Società. Quel sottile filo rosso che separa il diritto alla satira dalla diffamazione
Il sottile filo rosso che registra sempre di più i cattivi rapporti tra la politica, la magistratura e i giornalisti è un tema complesso: il diritto alla difesa, il diritto a informare ed essere informati, la tutela della privacy, compreso il diritto di satira. Occorre quindi trovare un equilibrio tra queste differenti “esigenze” e capire fino a quale punto si può valutare la natura degli interventi nella notizia, specie nelle inchieste dei giornali, dove sono coinvolti a volte uomini politici, giudici e magistrati, considerati, in tema di privilegi accordati, dal potere che rappresentano.
Tra i limiti del diritto di critica non vi sarà, dunque, la veridicità, bensì solo e unicamente la rilevanza sociale, nonché la correttezza espressiva. Non tutte le espressioni forti e pungenti sono valide a configurare responsabilità per chi scrive, essendo richiesta ai fini della configurabilità del delitto a diffamare un’obiettiva capacità offensiva della comunicazione a prescindere dalla sensibilità del soggetto passivo, dove non commette però mai il reato di diffamazione chi rappresenta con espressioni congrue la verità dei fatti, o se può essere considerata uno scherzo oppure no, o solo quando conviene, la satira, dove l’intento della diffamazione non sussiste e consiste solo la volontà della battuta, dello sfottò cosciente della libertà a propagare un fatto tra la realtà delle notizie e la battuta ironica, dove i commenti non sono la consapevolezza della loro attitudine a ledere altrui reputazione, ma orientati a essere ben altra cosa: un fatto prettamente scherzoso, simpatico. Purtuttavia, lo scopo o il motivo di scherzo che si manifesta in modo suscettivo di ledere la reputazione altrui non impedisce l’integrazione del reato sul piano penale e psicologico, e quindi l’attribuzione in un manifesto a un personaggio pubblico di espressioni volgari e di pesante ironia assume comunque carattere diffamatorio; fatto salvo, però, il diritto di satira, dove quella politica, infatti, è il tipo di satira che raccoglie maggiore interesse e consenso presso ogni collettività. Essendo una forma d’arte, il diritto di satira trova riconoscimento nell’articolo 33 della Costituzione, che sancisce la libertà dell’arte. Ma è una forma d’arte caratteristica. Il contenuto tipico del messaggio satirico è lo sbeffeggiamento del suo destinatario, che è a volte collocato in una dimensione spesso grottesca. La satira mette alla berlina il personaggio al di sopra di tutti, l’intoccabile per definizione. Esalta i difetti dell’uomo pubblico ponendolo sullo stesso piano dell’uomo medio. Da questo punto di vista, la satira è un formidabile veicolo di democrazia, perché diventa applicazione del principio di uguaglianza. Non a caso è tollerata persino nei sistemi dispotici, fortemente motivati a mostrare il volto “umano” del regime.

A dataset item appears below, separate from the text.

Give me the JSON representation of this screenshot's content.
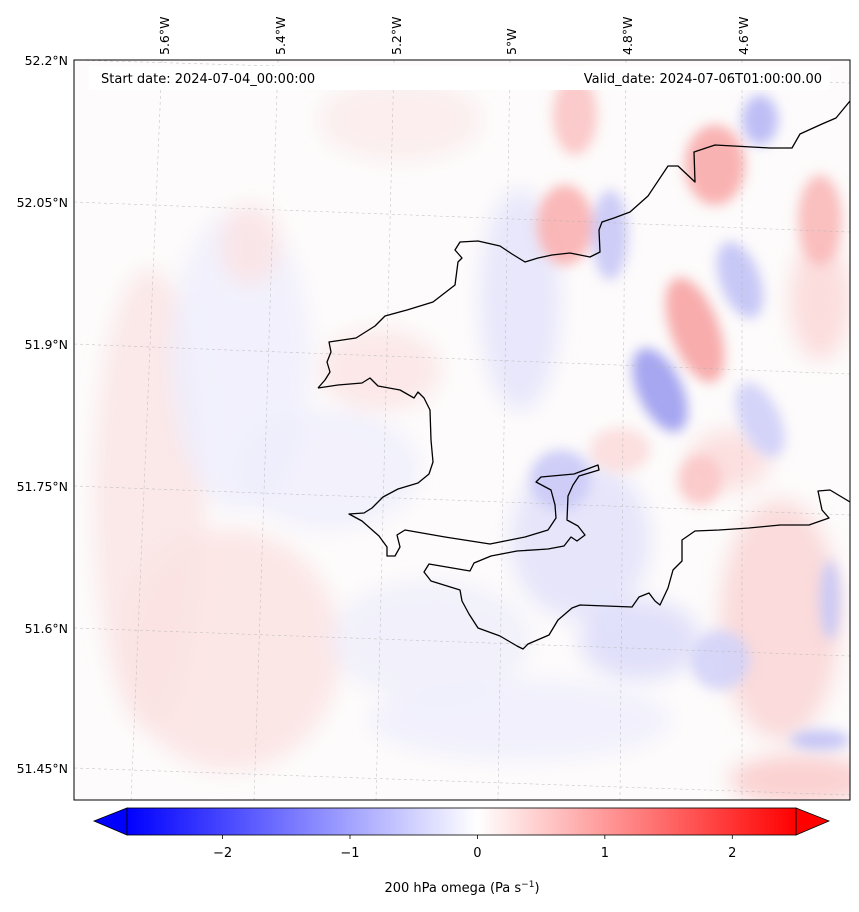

Ciò non toglie, però, che l’autore possa, per libera scelta artistica, basare il contenuto raffinato espressivo dell’opera satirica sulla verità dei fatti, rinunciando ai più ampi spazi creativi del ricorso al concetto di coerenza causale che gli garantirebbe il successo. E’ la cosiddetta “satira verità”, spesso creata a fini di denuncia sociale, che poggiando sulla verità dei fatti è al contempo espressione della libertà di pensiero di cui all’art. 21 della nostra Costituzione. Rinunciando allo stravolgimento dei fatti, la “satira verità” è, giuridicamente asserendo, una forma di satira a basso rischio di lesività, proprio perché trattiene le potenzialità insite nella satira tradizionale. Insomma, un po’ di satira non si nega a nessuno, ma bisogna stare attenti alla suscettibilità e in quale contesto si realizzi.